If you have any DNS related firewall rules, make sure you are allowing both UDP and TCP for port 53 as some DNS lookups will need to use TCP.
-
-
-
I am too having problems after 22.05 upgrade with dns resolves timing out completely
unbound logs does not show any problems.
config haven't changed from 22.01 where dns worked perfectly.
running bare metal
plugins: openvpn client export, nut service for ups, watchdog that's it. -
@bmeeks I took your suggestion and this morning things seem to be working better.
We'll see how things go on later in the day, thanks for your help. -
@bmeeks of course this very much suggests pfSense DNS is indeed the problem.
-
@jax said in Slow DNS after 22.05:
@bmeeks of course this very much suggests pfSense DNS is indeed the problem.
But it's not a widespread problem or the forum here would be overflowing with posts about it. There are only a few. Not saying there can't be a problem, but it's not affecting everyone it seems.
It's entirely possible your virtualization environment could be at fault here as well. There could be an issue with the latest pfSense (FreeBSD) version and Proxmox.
-
@bmeeks Thanks again for your help.
I'm on a Netgate device that I purchased with pfSense already installed so no virtualization issues that would be unique to my setup. I have made no software modifications. There are many variables here:
- pfSense DNS
- pfSense DHCP interacting with desktop operating system
- pfSense DNS interacting with service provider premises devices
... and so forth.
In any case, the setup has been working for about 18 months for me, I personally made no changes and the problem seemed to emerge with pfSense 22.05. However, Correlation ≠ Causation as we all have been taught So I suppose I will have to continue to gather clues and see what I can figure out over time .
-
@vaidas I've come to report the same thing.

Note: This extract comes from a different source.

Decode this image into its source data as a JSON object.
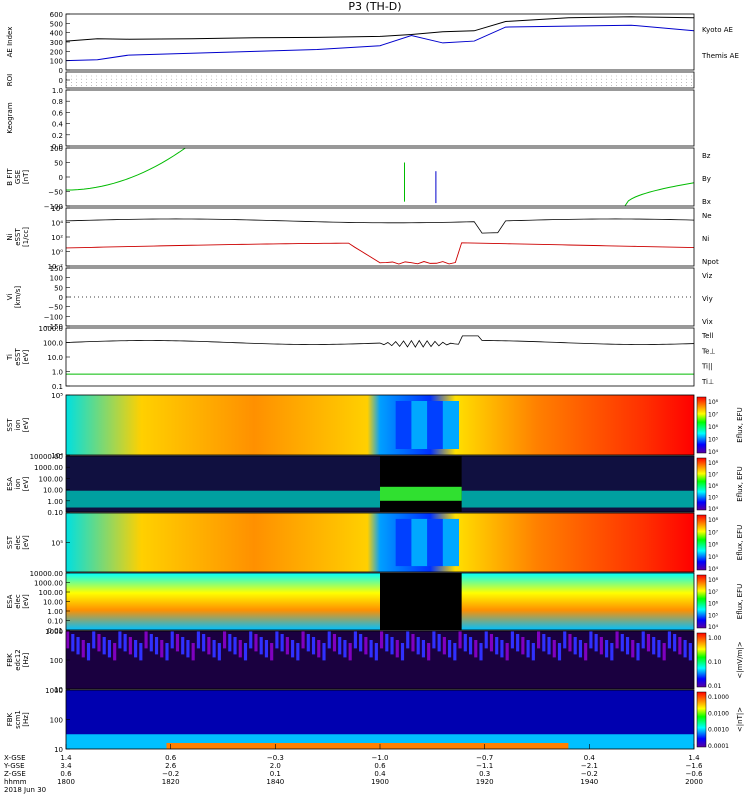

I thought it was PfBlockerNG-devel but even with that off I'm seeing CDN content fail (e.g. YouTube). If I bypass unbound by using a client VPN, no problems.
Seeing a lot of timeout and "domain not found" and have to manually reload pages to get them to load.
No changes were made to the unbound settings between 22.01 and 22.05.
-
@lohphat Yes, I'm seeing the same thing, that the problem seems to be mostly with cdn site resolution.